Я сам позвонил Ежову с просьбой принять ее. Он не знал, что красавица была в это время беременна, у дамы уже появился здоровый живот. Карлик загорелся, назначил ей прийти ночью. (Коба работал теперь исключительно по ночам. Постепенно все наши учреждения перешли на ночной образ жизни, и все руководители стали «совами»).


На следующий день после встречи она позвонила куратору. Я слушал разговор по параллельной линии.

– Я пробыла у него до пяти утра, но, по-моему, тщетно.

– Всё тщетно? – спросил куратор.

Она прелестно засмеялась:

– Он едва достает мне до груди. Если прибавить мой тяжелый живот, боюсь, я раздавила бы вашего Ежова. Он это понял и отстал. Я сказала ему: «Если в Париже узнают о ваших арестах, это и будет концом нашего движения». Он держал мою руку в потной ладошке и гладил ногу своей крохотной ручкой… и еще кой-какие невинные безумства. Но пообещал освободить все двадцать человек, список я ему дала. Я ушла от него окрыленная. Только упала на кровать, как меня разбудил телефон. Мужской голос, не представившись, велел мне «завтра же уехать из России», если я хочу «снова увидеть свой Париж». Я спросила: «Как же быть с честным словом самого товарища Ежова?» Голос повторил приказание и повесил трубку. Посоветуйте, что мне делать?

Куратор обещал, что с Ежовым переговорят сегодня же. Надо было спасать сеть в Париже.


Генеральный комиссар госбезопасности, он же секретарь ЦК, он же глава Комиссии партконтроля, он же человек с незаконченным начальным образованием, Николай Иванович Ежов принял меня в одиннадцать вечера в бывшем кабинете Ягоды. Это был огромный кабинет с великолепным столом красного дерева (Ягода знал толк в антиквариате).

Из большого старинного кожаного кресла вместо возвышавшейся здесь прежде головы Ягоды торчал крохотный маленький отросток – голова карлика. Сам карлик вел себя странно…

В это время по Москве развесили бесчисленные плакаты. Гигант Ежов в огромных «стальных рукавицах» душил многоголовую гидру с лицами Троцкого, Зиновьева, Каменева и других. Наши восточные поэты славили его, называли «батыром». И, видно, поэтому он постепенно преобразился. Сидя за огромным столом, он все время поводил несуществующими могучими плечами, впалая жалкая грудка была напряженно расправлена. Притом он не был комичен. Тщедушный выродок выглядел страшно. Все дело было в глазах… Когда-то добрые, угодливые голубые глаза теперь горели фанатичной яростью. Коба точно выбрал человека.

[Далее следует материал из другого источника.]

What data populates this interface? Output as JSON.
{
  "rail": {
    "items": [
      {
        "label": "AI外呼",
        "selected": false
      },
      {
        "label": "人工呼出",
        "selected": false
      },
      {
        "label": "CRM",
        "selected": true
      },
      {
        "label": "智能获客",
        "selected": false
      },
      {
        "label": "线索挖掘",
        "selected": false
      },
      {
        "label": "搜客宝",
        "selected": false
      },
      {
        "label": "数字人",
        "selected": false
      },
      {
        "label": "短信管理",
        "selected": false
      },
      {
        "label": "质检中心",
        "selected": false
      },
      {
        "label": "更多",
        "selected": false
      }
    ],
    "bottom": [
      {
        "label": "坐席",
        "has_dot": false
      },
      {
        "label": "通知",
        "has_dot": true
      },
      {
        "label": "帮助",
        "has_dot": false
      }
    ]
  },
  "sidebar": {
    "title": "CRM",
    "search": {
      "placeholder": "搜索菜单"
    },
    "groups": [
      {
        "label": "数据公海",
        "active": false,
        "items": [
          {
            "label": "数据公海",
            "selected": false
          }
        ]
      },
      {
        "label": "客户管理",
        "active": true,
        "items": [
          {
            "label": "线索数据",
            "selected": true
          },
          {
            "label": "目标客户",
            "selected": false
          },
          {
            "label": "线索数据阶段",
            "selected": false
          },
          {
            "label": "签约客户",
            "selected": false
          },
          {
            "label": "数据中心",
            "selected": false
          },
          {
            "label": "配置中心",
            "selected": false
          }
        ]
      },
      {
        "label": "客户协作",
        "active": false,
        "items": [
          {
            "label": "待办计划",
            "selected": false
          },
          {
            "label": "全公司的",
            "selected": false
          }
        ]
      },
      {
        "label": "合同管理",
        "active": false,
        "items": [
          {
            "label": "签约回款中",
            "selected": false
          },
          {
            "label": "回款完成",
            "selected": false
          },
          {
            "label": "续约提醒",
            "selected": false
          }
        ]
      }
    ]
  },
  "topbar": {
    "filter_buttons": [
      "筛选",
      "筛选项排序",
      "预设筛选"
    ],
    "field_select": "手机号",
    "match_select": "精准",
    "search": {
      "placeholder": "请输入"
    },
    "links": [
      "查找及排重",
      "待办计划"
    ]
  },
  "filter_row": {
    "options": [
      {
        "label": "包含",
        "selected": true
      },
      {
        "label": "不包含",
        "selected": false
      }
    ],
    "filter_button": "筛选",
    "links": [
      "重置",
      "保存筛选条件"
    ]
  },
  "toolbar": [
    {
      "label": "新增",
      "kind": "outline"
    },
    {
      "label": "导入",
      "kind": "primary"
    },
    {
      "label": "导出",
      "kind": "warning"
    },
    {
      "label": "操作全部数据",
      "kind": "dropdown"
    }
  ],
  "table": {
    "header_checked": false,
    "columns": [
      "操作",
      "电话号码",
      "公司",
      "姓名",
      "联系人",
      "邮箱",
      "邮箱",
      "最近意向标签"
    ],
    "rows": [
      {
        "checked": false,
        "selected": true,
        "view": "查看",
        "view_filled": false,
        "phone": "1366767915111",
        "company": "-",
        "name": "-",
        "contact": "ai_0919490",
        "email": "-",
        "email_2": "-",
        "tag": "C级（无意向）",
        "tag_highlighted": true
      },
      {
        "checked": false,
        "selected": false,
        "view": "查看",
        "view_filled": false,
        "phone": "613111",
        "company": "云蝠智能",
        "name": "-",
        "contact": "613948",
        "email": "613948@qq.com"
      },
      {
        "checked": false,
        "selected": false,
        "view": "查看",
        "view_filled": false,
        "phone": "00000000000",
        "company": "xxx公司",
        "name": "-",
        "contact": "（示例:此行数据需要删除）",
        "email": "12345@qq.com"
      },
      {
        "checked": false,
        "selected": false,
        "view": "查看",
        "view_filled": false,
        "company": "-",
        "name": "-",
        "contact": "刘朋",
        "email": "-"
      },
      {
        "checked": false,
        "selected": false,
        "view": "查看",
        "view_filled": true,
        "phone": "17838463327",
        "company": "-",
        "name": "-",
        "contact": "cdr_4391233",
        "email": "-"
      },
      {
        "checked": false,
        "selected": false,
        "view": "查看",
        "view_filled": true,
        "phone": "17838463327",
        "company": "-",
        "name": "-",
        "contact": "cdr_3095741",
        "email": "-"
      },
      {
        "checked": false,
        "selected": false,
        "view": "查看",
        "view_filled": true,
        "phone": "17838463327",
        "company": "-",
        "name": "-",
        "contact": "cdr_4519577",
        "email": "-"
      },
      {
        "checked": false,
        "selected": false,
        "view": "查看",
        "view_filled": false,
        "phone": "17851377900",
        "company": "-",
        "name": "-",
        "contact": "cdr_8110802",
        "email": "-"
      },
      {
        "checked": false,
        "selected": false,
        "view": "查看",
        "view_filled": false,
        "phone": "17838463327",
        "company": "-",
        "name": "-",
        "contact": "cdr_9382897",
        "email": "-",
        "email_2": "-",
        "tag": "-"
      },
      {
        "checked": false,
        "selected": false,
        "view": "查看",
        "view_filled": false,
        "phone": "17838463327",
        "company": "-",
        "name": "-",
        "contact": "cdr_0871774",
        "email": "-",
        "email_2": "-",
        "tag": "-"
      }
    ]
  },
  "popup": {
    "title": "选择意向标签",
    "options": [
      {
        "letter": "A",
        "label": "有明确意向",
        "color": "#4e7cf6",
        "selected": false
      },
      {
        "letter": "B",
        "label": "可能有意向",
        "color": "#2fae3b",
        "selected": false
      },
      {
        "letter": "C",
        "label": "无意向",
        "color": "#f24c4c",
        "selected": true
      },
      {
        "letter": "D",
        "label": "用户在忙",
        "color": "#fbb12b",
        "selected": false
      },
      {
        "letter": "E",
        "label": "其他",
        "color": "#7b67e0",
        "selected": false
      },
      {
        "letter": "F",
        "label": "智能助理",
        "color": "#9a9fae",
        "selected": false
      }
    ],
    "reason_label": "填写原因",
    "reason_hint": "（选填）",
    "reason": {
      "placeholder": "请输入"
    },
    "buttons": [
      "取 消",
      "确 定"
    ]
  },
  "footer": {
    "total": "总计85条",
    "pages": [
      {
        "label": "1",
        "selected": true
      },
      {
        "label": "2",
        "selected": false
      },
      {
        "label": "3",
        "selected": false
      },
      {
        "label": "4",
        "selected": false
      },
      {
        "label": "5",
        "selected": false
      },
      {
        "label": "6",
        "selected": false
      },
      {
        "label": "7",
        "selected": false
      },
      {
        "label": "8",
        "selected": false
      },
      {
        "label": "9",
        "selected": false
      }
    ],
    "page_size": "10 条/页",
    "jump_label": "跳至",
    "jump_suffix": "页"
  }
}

От постоянного кровавого решения тысяч человеческих судеб жалкий карлик поверил в свою миссию и обезумел.

Я сразу перешел к сути.

– Вчера у вас была…

Он хихикнул:

– Не вчера, уже сегодня… она ушла утром…

– Она позвонила своему куратору, сказала, что никакого результата встреча не дала.

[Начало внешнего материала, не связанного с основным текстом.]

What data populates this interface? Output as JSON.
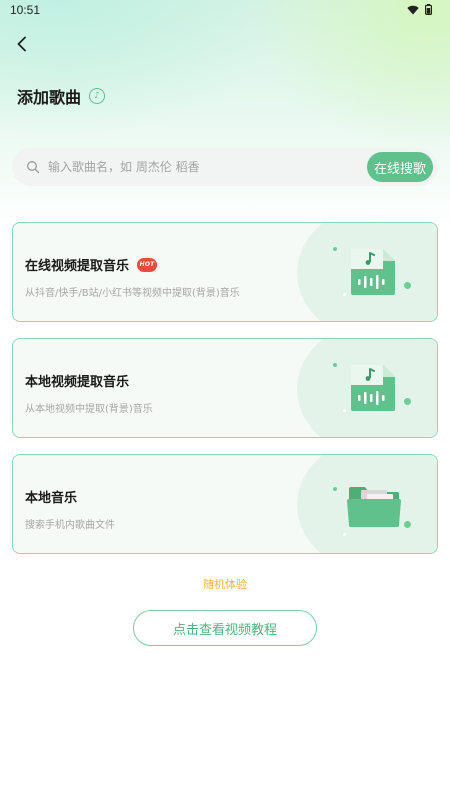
{
  "status_bar": {
    "time": "10:51",
    "icons": [
      "wifi-icon",
      "battery-icon"
    ]
  },
  "header": {
    "title": "添加歌曲",
    "back_icon": "chevron-left-icon",
    "title_icon": "music-note-icon"
  },
  "search": {
    "placeholder": "输入歌曲名，如 周杰伦 稻香",
    "button_label": "在线搜歌"
  },
  "cards": [
    {
      "title": "在线视频提取音乐",
      "badge": "HOT",
      "subtitle": "从抖音/快手/B站/小红书等视频中提取(背景)音乐",
      "icon": "music-file-icon"
    },
    {
      "title": "本地视频提取音乐",
      "subtitle": "从本地视频中提取(背景)音乐",
      "icon": "music-file-icon"
    },
    {
      "title": "本地音乐",
      "subtitle": "搜索手机内歌曲文件",
      "icon": "folder-icon"
    }
  ],
  "random_link": "随机体验",
  "tutorial_button": "点击查看视频教程",
  "colors": {
    "accent": "#5fc28c",
    "card_border": "#8fd9b0",
    "hot_badge": "#f04a3a",
    "random_link": "#f5b433"
  }
}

– Ну, это она преуменьшила, кой-какой результат у нас с ней был, – опять хихикнул карлик.

Он стал безумен и в похоти тоже… Кровь и похоть – они, видно, вместе.

– Все по-прежнему арестованы, – сухо заметил я. – Если все так останется, это будет удар по нашей сети в Париже.

– Все так и останется.

– И вы ничего не предпримете?

– Могу только тебя арестовать, чтобы побольше узнать о твоих связях с этой международной блядью. Жаль, что личных друзей товарища Сталина нельзя трогать без его указаний. Надеюсь, они скоро появятся. – Он глядел на меня сумасшедшими глазами. – Что же касается этой шпионки – пусть благодарит, что её выпустили обратно…

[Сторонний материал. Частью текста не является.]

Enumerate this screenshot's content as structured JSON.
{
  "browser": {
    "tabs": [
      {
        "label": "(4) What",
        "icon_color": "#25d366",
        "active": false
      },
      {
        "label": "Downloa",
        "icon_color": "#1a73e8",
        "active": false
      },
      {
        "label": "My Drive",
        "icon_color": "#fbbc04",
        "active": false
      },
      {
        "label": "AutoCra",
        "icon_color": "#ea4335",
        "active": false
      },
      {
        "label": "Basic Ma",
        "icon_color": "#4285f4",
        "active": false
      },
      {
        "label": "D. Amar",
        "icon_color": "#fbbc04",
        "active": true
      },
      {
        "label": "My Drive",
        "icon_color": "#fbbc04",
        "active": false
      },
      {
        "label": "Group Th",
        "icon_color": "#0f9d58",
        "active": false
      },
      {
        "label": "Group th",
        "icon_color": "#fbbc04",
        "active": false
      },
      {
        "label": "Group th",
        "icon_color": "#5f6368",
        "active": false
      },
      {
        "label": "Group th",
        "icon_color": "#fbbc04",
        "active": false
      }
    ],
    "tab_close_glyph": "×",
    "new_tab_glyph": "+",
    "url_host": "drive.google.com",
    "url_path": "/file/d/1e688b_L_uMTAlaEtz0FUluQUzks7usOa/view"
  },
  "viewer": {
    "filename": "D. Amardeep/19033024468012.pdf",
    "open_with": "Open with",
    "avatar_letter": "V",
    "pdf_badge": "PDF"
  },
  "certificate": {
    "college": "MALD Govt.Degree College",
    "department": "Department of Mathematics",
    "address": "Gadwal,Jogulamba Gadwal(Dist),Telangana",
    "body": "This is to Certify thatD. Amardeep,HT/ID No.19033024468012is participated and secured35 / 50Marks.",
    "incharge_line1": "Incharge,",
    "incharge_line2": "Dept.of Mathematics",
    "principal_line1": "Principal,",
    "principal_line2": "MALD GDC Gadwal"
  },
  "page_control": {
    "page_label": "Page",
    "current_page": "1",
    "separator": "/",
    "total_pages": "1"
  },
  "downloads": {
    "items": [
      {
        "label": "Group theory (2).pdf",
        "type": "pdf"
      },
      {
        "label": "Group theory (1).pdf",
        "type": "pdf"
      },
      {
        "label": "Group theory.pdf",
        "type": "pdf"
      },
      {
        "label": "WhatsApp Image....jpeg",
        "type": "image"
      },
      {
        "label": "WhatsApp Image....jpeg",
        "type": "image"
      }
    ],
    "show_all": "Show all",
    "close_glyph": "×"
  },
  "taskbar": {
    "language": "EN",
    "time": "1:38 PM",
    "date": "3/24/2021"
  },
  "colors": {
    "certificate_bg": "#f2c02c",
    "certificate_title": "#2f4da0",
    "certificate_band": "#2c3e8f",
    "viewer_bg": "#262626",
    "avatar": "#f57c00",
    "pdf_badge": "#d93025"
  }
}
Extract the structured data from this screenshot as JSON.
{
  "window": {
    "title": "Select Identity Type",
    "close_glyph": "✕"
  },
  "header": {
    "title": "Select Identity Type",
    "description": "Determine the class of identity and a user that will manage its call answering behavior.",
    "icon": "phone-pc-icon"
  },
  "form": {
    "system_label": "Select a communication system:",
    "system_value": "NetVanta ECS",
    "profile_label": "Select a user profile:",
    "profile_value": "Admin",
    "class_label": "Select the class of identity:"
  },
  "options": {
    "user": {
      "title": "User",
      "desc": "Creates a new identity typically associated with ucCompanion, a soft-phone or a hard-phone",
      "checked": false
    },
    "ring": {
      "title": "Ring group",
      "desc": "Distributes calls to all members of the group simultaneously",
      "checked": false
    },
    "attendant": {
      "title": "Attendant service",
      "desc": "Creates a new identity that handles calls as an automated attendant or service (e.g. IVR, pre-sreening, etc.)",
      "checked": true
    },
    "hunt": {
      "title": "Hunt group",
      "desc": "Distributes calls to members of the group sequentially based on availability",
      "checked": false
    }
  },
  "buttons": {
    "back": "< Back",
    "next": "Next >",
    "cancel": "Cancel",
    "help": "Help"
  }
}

Вернувшись в свой кабинет, я попросил куратора немедленно позвонить Гучковой в «Метрополь» и порекомендовать уехать в Париж.

Но в «Метрополе» сообщили, что госпожа Гучкова еще утром покинула гостиницу.

Она оказалась умной и последовала «настойчивому совету».

Конец Вавилона

На следующий день я зашел в общежитие Коминтерна к своему агенту Леопольду Т. Общежитие по-прежнему являлось Вавилоном, где жили партийные активисты из множества стран. Среди них были несколько моих агентов Я боялся потерять самых ценных и решил побыстрее отправить Леопольда Т. в Женеву, покуда его не взяли.

Перейти на страницу:

Все книги серии Апокалипсис от Кобы

Похожие книги

«Ахтунг! Покрышкин в воздухе!»
«Ахтунг! Покрышкин в воздухе!»

«Ахтунг! Ахтунг! В небе Покрышкин!» – неслось из всех немецких станций оповещения, стоило ему подняться в воздух, и «непобедимые» эксперты Люфтваффе спешили выйти из боя. «Храбрый из храбрых, вожак, лучший советский ас», – сказано в его наградном листе. Единственный Герой Советского Союза, трижды удостоенный этой высшей награды не после, а во время войны, Александр Иванович Покрышкин был не просто легендой, а живым символом советской авиации. На его боевом счету, только по официальным (сильно заниженным) данным, 59 сбитых самолетов противника. А его девиз «Высота – скорость – маневр – огонь!» стал универсальной «формулой победы» для всех «сталинских соколов».Эта книга предоставляет уникальную возможность увидеть решающие воздушные сражения Великой Отечественной глазами самих асов, из кабин «мессеров» и «фокке-вульфов» и через прицел покрышкинской «Аэрокобры».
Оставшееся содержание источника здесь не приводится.